水が流れて石鹸が溶ける
目の前で舌を伸ばす女は興味を表面に出しながら待ちくたびれたと態度で訴えている。
その興味に舌を重ねて答えた。そこに所謂マシュマロのような柔らかさはなかった。
気が付けばこの女とはよく遊ぶ。容姿はいいが、それ以外に魅力というものはないし好みじゃない。ただ横を見るとこの女がいる。
何時しかその好みではない存在が添い遂げる者を決めるような親の顔を風船に詰め込んだみたいな物になって、蜿々握っていないといけないあの鬱陶しさが放せた時には極々何かが軽くなるだろうというあの名前の付けられない感情と混ざり合って厭悪のような見えないものに染まった。
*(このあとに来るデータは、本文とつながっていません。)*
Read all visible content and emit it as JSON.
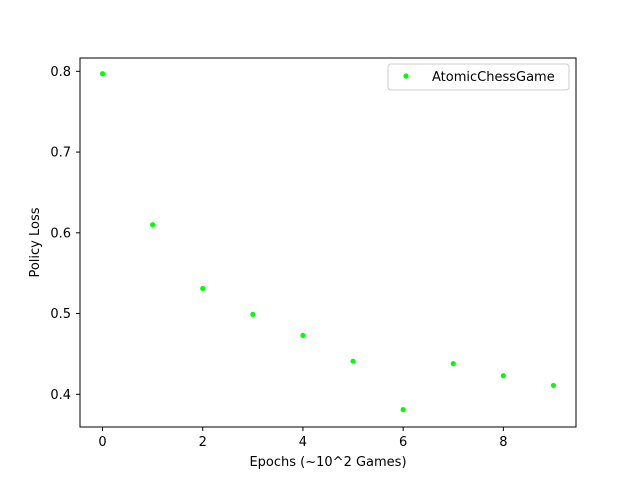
{
  "chart_data": {
    "type": "scatter",
    "title": "",
    "xlabel": "Epochs (~10^2 Games)",
    "ylabel": "Policy Loss",
    "xlim": [
      -0.45,
      9.45
    ],
    "ylim": [
      0.3595,
      0.8165
    ],
    "xticks": [
      0,
      2,
      4,
      6,
      8
    ],
    "yticks": [
      0.4,
      0.5,
      0.6,
      0.7,
      0.8
    ],
    "xtick_labels": [
      "0",
      "2",
      "4",
      "6",
      "8"
    ],
    "ytick_labels": [
      "0.4",
      "0.5",
      "0.6",
      "0.7",
      "0.8"
    ],
    "grid": false,
    "legend_position": "top-right",
    "series": [
      {
        "name": "AtomicChessGame",
        "color": "#00ff00",
        "x": [
          0,
          1,
          2,
          3,
          4,
          5,
          6,
          7,
          8,
          9
        ],
        "y": [
          0.797,
          0.61,
          0.531,
          0.499,
          0.473,
          0.441,
          0.381,
          0.438,
          0.423,
          0.411
        ]
      }
    ]
  }
}
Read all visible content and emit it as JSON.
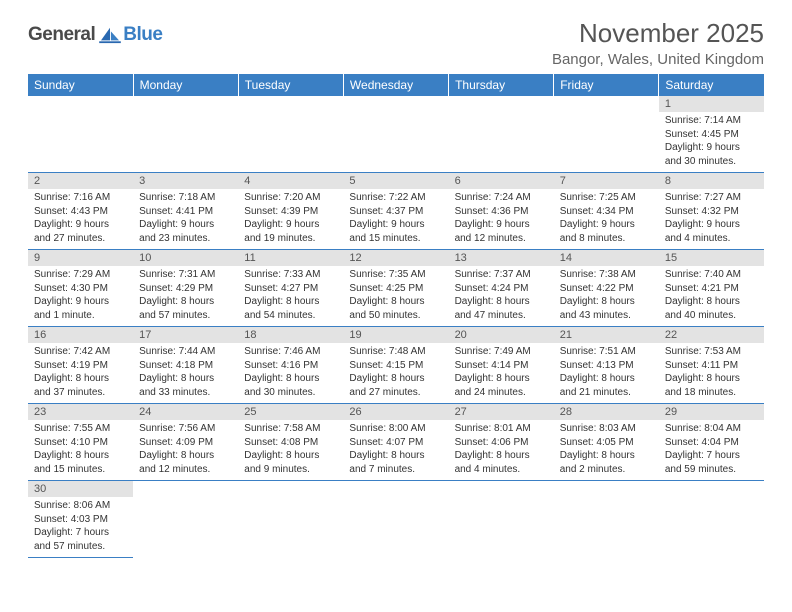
{
  "logo": {
    "general": "General",
    "blue": "Blue"
  },
  "title": "November 2025",
  "location": "Bangor, Wales, United Kingdom",
  "colors": {
    "header_bg": "#3a7fc4",
    "header_text": "#ffffff",
    "daynum_bg": "#e3e3e3",
    "daynum_text": "#555555",
    "border": "#3a7fc4",
    "body_text": "#333333",
    "title_text": "#555555",
    "location_text": "#666666"
  },
  "typography": {
    "title_fontsize": 26,
    "location_fontsize": 15,
    "dayheader_fontsize": 12,
    "daynum_fontsize": 11,
    "cell_fontsize": 10
  },
  "day_headers": [
    "Sunday",
    "Monday",
    "Tuesday",
    "Wednesday",
    "Thursday",
    "Friday",
    "Saturday"
  ],
  "weeks": [
    [
      null,
      null,
      null,
      null,
      null,
      null,
      {
        "n": "1",
        "sunrise": "Sunrise: 7:14 AM",
        "sunset": "Sunset: 4:45 PM",
        "daylight": "Daylight: 9 hours and 30 minutes."
      }
    ],
    [
      {
        "n": "2",
        "sunrise": "Sunrise: 7:16 AM",
        "sunset": "Sunset: 4:43 PM",
        "daylight": "Daylight: 9 hours and 27 minutes."
      },
      {
        "n": "3",
        "sunrise": "Sunrise: 7:18 AM",
        "sunset": "Sunset: 4:41 PM",
        "daylight": "Daylight: 9 hours and 23 minutes."
      },
      {
        "n": "4",
        "sunrise": "Sunrise: 7:20 AM",
        "sunset": "Sunset: 4:39 PM",
        "daylight": "Daylight: 9 hours and 19 minutes."
      },
      {
        "n": "5",
        "sunrise": "Sunrise: 7:22 AM",
        "sunset": "Sunset: 4:37 PM",
        "daylight": "Daylight: 9 hours and 15 minutes."
      },
      {
        "n": "6",
        "sunrise": "Sunrise: 7:24 AM",
        "sunset": "Sunset: 4:36 PM",
        "daylight": "Daylight: 9 hours and 12 minutes."
      },
      {
        "n": "7",
        "sunrise": "Sunrise: 7:25 AM",
        "sunset": "Sunset: 4:34 PM",
        "daylight": "Daylight: 9 hours and 8 minutes."
      },
      {
        "n": "8",
        "sunrise": "Sunrise: 7:27 AM",
        "sunset": "Sunset: 4:32 PM",
        "daylight": "Daylight: 9 hours and 4 minutes."
      }
    ],
    [
      {
        "n": "9",
        "sunrise": "Sunrise: 7:29 AM",
        "sunset": "Sunset: 4:30 PM",
        "daylight": "Daylight: 9 hours and 1 minute."
      },
      {
        "n": "10",
        "sunrise": "Sunrise: 7:31 AM",
        "sunset": "Sunset: 4:29 PM",
        "daylight": "Daylight: 8 hours and 57 minutes."
      },
      {
        "n": "11",
        "sunrise": "Sunrise: 7:33 AM",
        "sunset": "Sunset: 4:27 PM",
        "daylight": "Daylight: 8 hours and 54 minutes."
      },
      {
        "n": "12",
        "sunrise": "Sunrise: 7:35 AM",
        "sunset": "Sunset: 4:25 PM",
        "daylight": "Daylight: 8 hours and 50 minutes."
      },
      {
        "n": "13",
        "sunrise": "Sunrise: 7:37 AM",
        "sunset": "Sunset: 4:24 PM",
        "daylight": "Daylight: 8 hours and 47 minutes."
      },
      {
        "n": "14",
        "sunrise": "Sunrise: 7:38 AM",
        "sunset": "Sunset: 4:22 PM",
        "daylight": "Daylight: 8 hours and 43 minutes."
      },
      {
        "n": "15",
        "sunrise": "Sunrise: 7:40 AM",
        "sunset": "Sunset: 4:21 PM",
        "daylight": "Daylight: 8 hours and 40 minutes."
      }
    ],
    [
      {
        "n": "16",
        "sunrise": "Sunrise: 7:42 AM",
        "sunset": "Sunset: 4:19 PM",
        "daylight": "Daylight: 8 hours and 37 minutes."
      },
      {
        "n": "17",
        "sunrise": "Sunrise: 7:44 AM",
        "sunset": "Sunset: 4:18 PM",
        "daylight": "Daylight: 8 hours and 33 minutes."
      },
      {
        "n": "18",
        "sunrise": "Sunrise: 7:46 AM",
        "sunset": "Sunset: 4:16 PM",
        "daylight": "Daylight: 8 hours and 30 minutes."
      },
      {
        "n": "19",
        "sunrise": "Sunrise: 7:48 AM",
        "sunset": "Sunset: 4:15 PM",
        "daylight": "Daylight: 8 hours and 27 minutes."
      },
      {
        "n": "20",
        "sunrise": "Sunrise: 7:49 AM",
        "sunset": "Sunset: 4:14 PM",
        "daylight": "Daylight: 8 hours and 24 minutes."
      },
      {
        "n": "21",
        "sunrise": "Sunrise: 7:51 AM",
        "sunset": "Sunset: 4:13 PM",
        "daylight": "Daylight: 8 hours and 21 minutes."
      },
      {
        "n": "22",
        "sunrise": "Sunrise: 7:53 AM",
        "sunset": "Sunset: 4:11 PM",
        "daylight": "Daylight: 8 hours and 18 minutes."
      }
    ],
    [
      {
        "n": "23",
        "sunrise": "Sunrise: 7:55 AM",
        "sunset": "Sunset: 4:10 PM",
        "daylight": "Daylight: 8 hours and 15 minutes."
      },
      {
        "n": "24",
        "sunrise": "Sunrise: 7:56 AM",
        "sunset": "Sunset: 4:09 PM",
        "daylight": "Daylight: 8 hours and 12 minutes."
      },
      {
        "n": "25",
        "sunrise": "Sunrise: 7:58 AM",
        "sunset": "Sunset: 4:08 PM",
        "daylight": "Daylight: 8 hours and 9 minutes."
      },
      {
        "n": "26",
        "sunrise": "Sunrise: 8:00 AM",
        "sunset": "Sunset: 4:07 PM",
        "daylight": "Daylight: 8 hours and 7 minutes."
      },
      {
        "n": "27",
        "sunrise": "Sunrise: 8:01 AM",
        "sunset": "Sunset: 4:06 PM",
        "daylight": "Daylight: 8 hours and 4 minutes."
      },
      {
        "n": "28",
        "sunrise": "Sunrise: 8:03 AM",
        "sunset": "Sunset: 4:05 PM",
        "daylight": "Daylight: 8 hours and 2 minutes."
      },
      {
        "n": "29",
        "sunrise": "Sunrise: 8:04 AM",
        "sunset": "Sunset: 4:04 PM",
        "daylight": "Daylight: 7 hours and 59 minutes."
      }
    ],
    [
      {
        "n": "30",
        "sunrise": "Sunrise: 8:06 AM",
        "sunset": "Sunset: 4:03 PM",
        "daylight": "Daylight: 7 hours and 57 minutes."
      },
      null,
      null,
      null,
      null,
      null,
      null
    ]
  ]
}
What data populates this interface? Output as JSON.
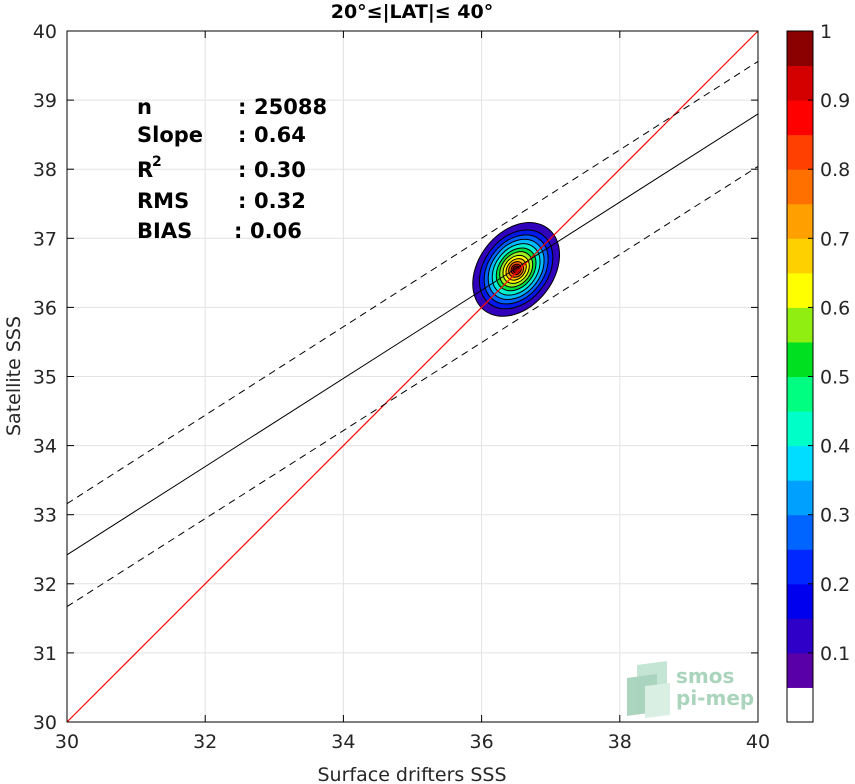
{
  "chart_data": {
    "type": "scatter",
    "title": "20°≤|LAT|≤ 40°",
    "xlabel": "Surface drifters SSS",
    "ylabel": "Satellite SSS",
    "xlim": [
      30,
      40
    ],
    "ylim": [
      30,
      40
    ],
    "xticks": [
      "30",
      "32",
      "34",
      "36",
      "38",
      "40"
    ],
    "yticks": [
      "30",
      "31",
      "32",
      "33",
      "34",
      "35",
      "36",
      "37",
      "38",
      "39",
      "40"
    ],
    "grid": true,
    "stats": [
      {
        "label": "n",
        "sep": ":",
        "value": "25088"
      },
      {
        "label": "Slope",
        "sep": ":",
        "value": "0.64"
      },
      {
        "label": "R",
        "sup": "2",
        "sep": ":",
        "value": "0.30"
      },
      {
        "label": "RMS",
        "sep": ":",
        "value": "0.32"
      },
      {
        "label": "BIAS",
        "sep": ":",
        "value": "0.06"
      }
    ],
    "identity_line": {
      "from": [
        30,
        30
      ],
      "to": [
        40,
        40
      ],
      "color": "#ff0000"
    },
    "fit_line": {
      "from": [
        30,
        32.42
      ],
      "to": [
        40,
        38.8
      ],
      "color": "#000000"
    },
    "confidence_lines": [
      {
        "from": [
          30,
          33.16
        ],
        "to": [
          40,
          39.56
        ]
      },
      {
        "from": [
          30,
          31.67
        ],
        "to": [
          40,
          38.04
        ]
      }
    ],
    "density_center": [
      36.5,
      36.55
    ],
    "density_levels": [
      {
        "level": 0.05,
        "rx": 0.75,
        "ry": 0.54,
        "color": "#3000bb"
      },
      {
        "level": 0.15,
        "rx": 0.63,
        "ry": 0.46,
        "color": "#0018e8"
      },
      {
        "level": 0.25,
        "rx": 0.55,
        "ry": 0.4,
        "color": "#0060ff"
      },
      {
        "level": 0.35,
        "rx": 0.48,
        "ry": 0.35,
        "color": "#00b8ff"
      },
      {
        "level": 0.45,
        "rx": 0.41,
        "ry": 0.3,
        "color": "#00f0d0"
      },
      {
        "level": 0.55,
        "rx": 0.34,
        "ry": 0.25,
        "color": "#00e040"
      },
      {
        "level": 0.6,
        "rx": 0.28,
        "ry": 0.21,
        "color": "#a0f020"
      },
      {
        "level": 0.65,
        "rx": 0.22,
        "ry": 0.17,
        "color": "#ffff00"
      },
      {
        "level": 0.7,
        "rx": 0.17,
        "ry": 0.13,
        "color": "#ffc000"
      },
      {
        "level": 0.8,
        "rx": 0.12,
        "ry": 0.1,
        "color": "#ff6000"
      },
      {
        "level": 0.9,
        "rx": 0.08,
        "ry": 0.07,
        "color": "#ee0000"
      },
      {
        "level": 1.0,
        "rx": 0.05,
        "ry": 0.045,
        "color": "#8b0000"
      }
    ],
    "colorbar": {
      "ticks": [
        "0.1",
        "0.2",
        "0.3",
        "0.4",
        "0.5",
        "0.6",
        "0.7",
        "0.8",
        "0.9",
        "1"
      ],
      "range": [
        0,
        1
      ],
      "colors": [
        "#ffffff",
        "#5a00a8",
        "#2e00c8",
        "#0000ee",
        "#0028ff",
        "#0064ff",
        "#00a0ff",
        "#00ddff",
        "#00ffc8",
        "#00ff80",
        "#00e020",
        "#90ee10",
        "#ffff00",
        "#ffd000",
        "#ffa000",
        "#ff7000",
        "#ff4000",
        "#ff0000",
        "#d40000",
        "#8b0000"
      ]
    }
  },
  "logo": {
    "line1": "smos",
    "line2": "pi-mep"
  }
}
一方がリードするわけでもなく進展させる気もないまま机の上に2年前に女に渡されたカレンダーを見つけて久々に電子機器で手紙を打とうとする。迷った挙句に書いたものが「最近元気してる?」なんてその歳でアイデンティティのかけらもない文章である。
始まったやりとりが気付けば約束の破棄になる。硬い結びでなかったのが幸いで、蝶々結びのように片方が逃げれば解けるほどのものだった。
やっとの思いで吹いても軽くならない風船に針を通してみる。そのモノは膨らんだ後割れたガムみたいに張り付いてくる。興味本位で中に入っていた飴を舐めてみたものの味と匂いが一致していない料理を食べる残念感に襲われて終わった。